Keith Teare, Executive Chairman of the Investment Committee at Accelerated Digital Ventures, General Partner at Venture Network, the founder of Archimedes Labs in Palo Alto and founding shareholder at TechCrunch:

“Anybody who sees cryptocurrencies as part of the evolution to globalization, and the gradual replacement of national currencies, should see the entry of mainstream banking as a good development. When the mainstream chooses to engage, it is explicitly shifting its store of value from the old world to the new world. Engagement with the real world is inevitable if crypto is to grow, and the real world brings with it challenges. Shrinking away from those challenges makes little sense. So bring it on.”

Major players need to make baby steps

Mike Costache, the founder at Blockchain Investors Consortium (BIC), CEO d10e, Advisory Board Member at Token-as-a-Service (TaaS), founder of the Blockchain Investors Consortium:

“It’s only natural for major players to not want to be left behind in any innovation. It takes them a while to publicly announce it as they have their reputation to defend and so they need to make baby steps.

One day EOS or Bancor may be classified as a crypto “dynasty” the same way you are now asking a question about “banking dynasties”. Everyone has their roles, and only history will eventually show us at what point such dynasties affected things in a negative or positive way.”

Innovation within the industry is generally positive regardless of the source

Ryan Taylor, CEO of Dash Core:

“Banks are largely taking a wait-and-see approach to cryptocurrencies and blockchain, as most institutions are still unsure about how to implement and benefit from this relatively new technology. We are starting to see signs of uptake, though, with some financial institutions deploying trading, custody, and retail services. As pioneering banks enter and legitimize the space, and as regulatory clarity solidifies, financial institutions will gain the confidence needed to enter the market. The arrival of new players will likely lead to both increased adoption of cryptocurrencies and a more defined regulatory framework.

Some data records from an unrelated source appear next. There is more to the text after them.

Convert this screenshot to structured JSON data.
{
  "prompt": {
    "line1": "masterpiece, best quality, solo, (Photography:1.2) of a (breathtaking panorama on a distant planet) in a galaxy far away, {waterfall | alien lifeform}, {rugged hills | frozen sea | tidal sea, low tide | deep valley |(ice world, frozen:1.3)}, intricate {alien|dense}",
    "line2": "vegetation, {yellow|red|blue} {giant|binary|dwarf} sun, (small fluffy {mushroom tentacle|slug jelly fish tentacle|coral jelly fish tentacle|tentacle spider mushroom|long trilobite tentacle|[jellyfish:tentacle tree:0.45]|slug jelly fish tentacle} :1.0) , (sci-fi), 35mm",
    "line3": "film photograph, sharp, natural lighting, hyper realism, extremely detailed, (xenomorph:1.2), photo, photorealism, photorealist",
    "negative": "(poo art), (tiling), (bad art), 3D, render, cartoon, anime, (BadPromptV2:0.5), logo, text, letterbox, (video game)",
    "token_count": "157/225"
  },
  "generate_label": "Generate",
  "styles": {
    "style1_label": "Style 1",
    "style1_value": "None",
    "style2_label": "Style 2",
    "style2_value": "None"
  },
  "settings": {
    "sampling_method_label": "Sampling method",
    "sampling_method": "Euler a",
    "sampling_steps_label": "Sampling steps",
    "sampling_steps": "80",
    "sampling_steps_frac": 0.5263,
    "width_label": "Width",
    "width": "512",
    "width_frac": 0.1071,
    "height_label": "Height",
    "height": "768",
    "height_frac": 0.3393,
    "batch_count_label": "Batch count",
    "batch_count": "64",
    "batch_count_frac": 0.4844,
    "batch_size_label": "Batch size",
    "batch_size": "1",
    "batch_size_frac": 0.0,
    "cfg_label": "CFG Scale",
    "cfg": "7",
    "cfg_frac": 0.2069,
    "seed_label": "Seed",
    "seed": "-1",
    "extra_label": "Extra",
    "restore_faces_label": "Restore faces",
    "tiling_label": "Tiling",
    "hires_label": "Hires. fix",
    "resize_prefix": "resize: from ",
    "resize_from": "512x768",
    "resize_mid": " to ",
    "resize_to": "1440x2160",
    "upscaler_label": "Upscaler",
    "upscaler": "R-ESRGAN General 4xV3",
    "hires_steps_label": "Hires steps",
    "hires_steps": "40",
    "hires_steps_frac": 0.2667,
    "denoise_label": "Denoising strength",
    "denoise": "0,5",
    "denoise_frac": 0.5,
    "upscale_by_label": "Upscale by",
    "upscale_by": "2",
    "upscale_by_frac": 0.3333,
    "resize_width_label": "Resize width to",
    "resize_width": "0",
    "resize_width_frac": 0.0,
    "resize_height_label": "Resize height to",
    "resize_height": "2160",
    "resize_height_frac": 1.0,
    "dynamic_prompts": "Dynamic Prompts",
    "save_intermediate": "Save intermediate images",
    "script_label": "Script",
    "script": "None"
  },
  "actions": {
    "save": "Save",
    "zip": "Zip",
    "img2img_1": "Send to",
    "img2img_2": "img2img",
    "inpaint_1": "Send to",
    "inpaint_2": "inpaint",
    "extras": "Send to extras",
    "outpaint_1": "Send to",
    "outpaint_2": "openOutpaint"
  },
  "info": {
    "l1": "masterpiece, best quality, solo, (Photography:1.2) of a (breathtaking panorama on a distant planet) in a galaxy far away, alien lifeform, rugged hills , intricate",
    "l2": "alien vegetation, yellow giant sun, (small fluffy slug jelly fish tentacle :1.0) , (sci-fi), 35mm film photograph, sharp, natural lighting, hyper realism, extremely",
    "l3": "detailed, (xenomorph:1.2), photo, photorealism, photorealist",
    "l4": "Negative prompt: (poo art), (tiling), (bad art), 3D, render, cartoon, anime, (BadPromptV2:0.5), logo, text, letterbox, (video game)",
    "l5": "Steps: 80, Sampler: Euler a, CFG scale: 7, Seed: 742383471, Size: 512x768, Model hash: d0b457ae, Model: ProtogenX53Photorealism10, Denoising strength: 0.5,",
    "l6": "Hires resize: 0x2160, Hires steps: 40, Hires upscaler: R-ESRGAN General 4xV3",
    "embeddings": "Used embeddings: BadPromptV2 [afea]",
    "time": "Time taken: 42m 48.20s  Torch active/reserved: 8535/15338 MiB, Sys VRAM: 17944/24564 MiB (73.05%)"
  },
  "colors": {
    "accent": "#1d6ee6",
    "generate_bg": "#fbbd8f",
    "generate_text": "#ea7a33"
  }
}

As for the IMMO, there are insufficient details to opine on the impact it may have on the market. However, innovation within the industry is generally positive because ultimately consumer choice will dictate adoption, and competition breeds the best possible solutions.”

We can draw various conclusions about the current fall of bitcoin and associate it with the arrival of large traditional players. But the opinions of most experts reflect the opposite: the arrival of old money will allow the cryptocurrency market to grow.